M.L.: Dans le dernier budget, on a annoncé un investissement public majeur dans Télé-Québec. 100 millions $ vont permettre de créer davantage de séries télé jeunesse. On a beaucoup augmenté les budgets pour les sorties scolaires dans les dernières années. Une somme de 4,5 millions $ a été annoncée pour la mise sur pied d’un passeport culturel pour nos jeunes, pour augmenter leur fréquentation de nos salles de spectacles, nos musées et lieux culturels.
C.L.: Qu’envisagez-vous du côté de notre littérature, de sa place en matière de culture, car la lecture reste une assise culturelle forte, notamment pour la préservation du français?
M.L.: Au cours de mon mandat, j’ai annoncé qu’il y aurait une année nationale du livre. Des annonces viendront sous peu. On a une politique du livre qui date et on a la possibilité de remettre ça à jour, tout en continuant d’investir dans les bibliothèques publiques, dans les écoles, notamment avec cette nouvelle mesure du ministre de l’Éducation d’octroyer à chaque enseignant un budget annuel de 300$ pour acheter des livres québécois.
C.L.: L’Union des écrivaines et écrivains québécois (UNEQ) traverse actuellement une crise dans laquelle la sauvegarde de sa fameuse Maison des écrivains est menacée, vu les coûts de réfection et d’entretien. Comptez-vous intervenir dans le débat?
M.L.: Ce n’est pas prévu pour l’instant. Ça doit avoir lieu entre les instances concernées. C’est aux membres de se servir de leur exécutif et de leurs assemblées pour prendre une décision. Le conseil d’administration et la présidente ont récemment annoncé leur démission, il y aura une nouvelle formation, ce qui, j’imagine, permettra de relancer le débat autour de cette question.
C.L.: Si j’insiste sur le livre en culture, c’est aussi parce que ces dernières années, en pandémie, c’est un des secteurs culturels qui a su le mieux tirer son épingle du jeu avec des hausses de ventes assez impressionnantes. J’ai l’impression que le gouvernement a saisi la force du lien possible entre les Québécois et le livre, que ça répond à un besoin qu’il faut protéger, dans lequel investir. Qu’en pensez-vous?

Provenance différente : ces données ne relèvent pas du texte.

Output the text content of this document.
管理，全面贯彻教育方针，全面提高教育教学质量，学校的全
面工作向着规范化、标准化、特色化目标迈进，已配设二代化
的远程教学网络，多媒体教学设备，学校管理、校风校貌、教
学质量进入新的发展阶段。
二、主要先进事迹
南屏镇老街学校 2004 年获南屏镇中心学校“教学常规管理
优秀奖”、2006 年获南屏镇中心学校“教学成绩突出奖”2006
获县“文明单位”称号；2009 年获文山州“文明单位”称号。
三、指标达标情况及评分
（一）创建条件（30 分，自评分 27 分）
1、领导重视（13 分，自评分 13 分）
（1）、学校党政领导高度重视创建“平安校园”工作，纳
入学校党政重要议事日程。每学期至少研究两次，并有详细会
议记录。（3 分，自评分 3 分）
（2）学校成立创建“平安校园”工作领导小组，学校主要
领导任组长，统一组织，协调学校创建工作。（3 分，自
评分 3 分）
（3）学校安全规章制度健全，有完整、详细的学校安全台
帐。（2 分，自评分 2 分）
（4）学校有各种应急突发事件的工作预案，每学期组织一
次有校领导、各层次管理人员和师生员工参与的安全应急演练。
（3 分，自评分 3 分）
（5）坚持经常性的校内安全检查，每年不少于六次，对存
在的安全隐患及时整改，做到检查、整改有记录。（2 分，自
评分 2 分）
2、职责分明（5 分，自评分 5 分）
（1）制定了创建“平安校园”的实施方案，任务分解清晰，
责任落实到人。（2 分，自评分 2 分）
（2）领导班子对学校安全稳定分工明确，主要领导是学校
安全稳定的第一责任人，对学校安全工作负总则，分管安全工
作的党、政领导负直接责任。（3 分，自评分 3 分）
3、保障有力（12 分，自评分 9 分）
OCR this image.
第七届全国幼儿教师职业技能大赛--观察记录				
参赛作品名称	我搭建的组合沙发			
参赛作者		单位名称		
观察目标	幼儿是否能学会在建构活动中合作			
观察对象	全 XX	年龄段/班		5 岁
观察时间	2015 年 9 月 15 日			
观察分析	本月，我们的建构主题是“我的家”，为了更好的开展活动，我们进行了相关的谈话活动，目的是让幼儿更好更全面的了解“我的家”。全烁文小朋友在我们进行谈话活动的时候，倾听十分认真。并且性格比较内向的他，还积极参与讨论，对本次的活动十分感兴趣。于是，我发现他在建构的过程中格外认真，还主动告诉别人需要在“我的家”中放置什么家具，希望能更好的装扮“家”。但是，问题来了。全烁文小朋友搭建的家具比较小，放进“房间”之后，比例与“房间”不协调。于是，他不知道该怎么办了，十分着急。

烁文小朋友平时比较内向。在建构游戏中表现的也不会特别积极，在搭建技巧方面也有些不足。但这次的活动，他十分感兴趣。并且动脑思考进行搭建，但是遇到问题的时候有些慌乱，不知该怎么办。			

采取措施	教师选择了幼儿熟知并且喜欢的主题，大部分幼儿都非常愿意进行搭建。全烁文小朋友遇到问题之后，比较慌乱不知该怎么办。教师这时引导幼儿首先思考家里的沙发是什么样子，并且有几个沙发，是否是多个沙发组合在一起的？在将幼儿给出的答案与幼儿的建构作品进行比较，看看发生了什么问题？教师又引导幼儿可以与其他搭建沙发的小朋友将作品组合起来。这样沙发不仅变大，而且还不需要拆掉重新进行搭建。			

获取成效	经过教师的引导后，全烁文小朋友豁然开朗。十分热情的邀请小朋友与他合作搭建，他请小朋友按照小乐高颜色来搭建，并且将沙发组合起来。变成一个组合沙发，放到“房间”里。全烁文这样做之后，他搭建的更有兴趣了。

M.L.: Je réitère que c’est ce que nous faisons sans relâche et ça me réjouit particulièrement, parce que si je suis ministre aujourd’hui, c’est grâce à la lecture, c’est ce qui m’a sauvé. Enfant, j’ai fait une douzaine d’écoles au primaire et au secondaire, quelques familles d’accueil, bref, je me suis promené pas mal. Il n’y avait pas beaucoup d’opportunité d’être au contact de la culture, mettons. Un jour, on m’a offert une caisse de livres et ça m’a ouvert un monde, je voulais m’entourer de livres, c’était devenu un refuge. C’est ce qui a fait en sorte que j’ai pu être premier de classe, notamment en français. Je ne serais pas où je suis si des livres n’étaient pas tombés entre mes mains.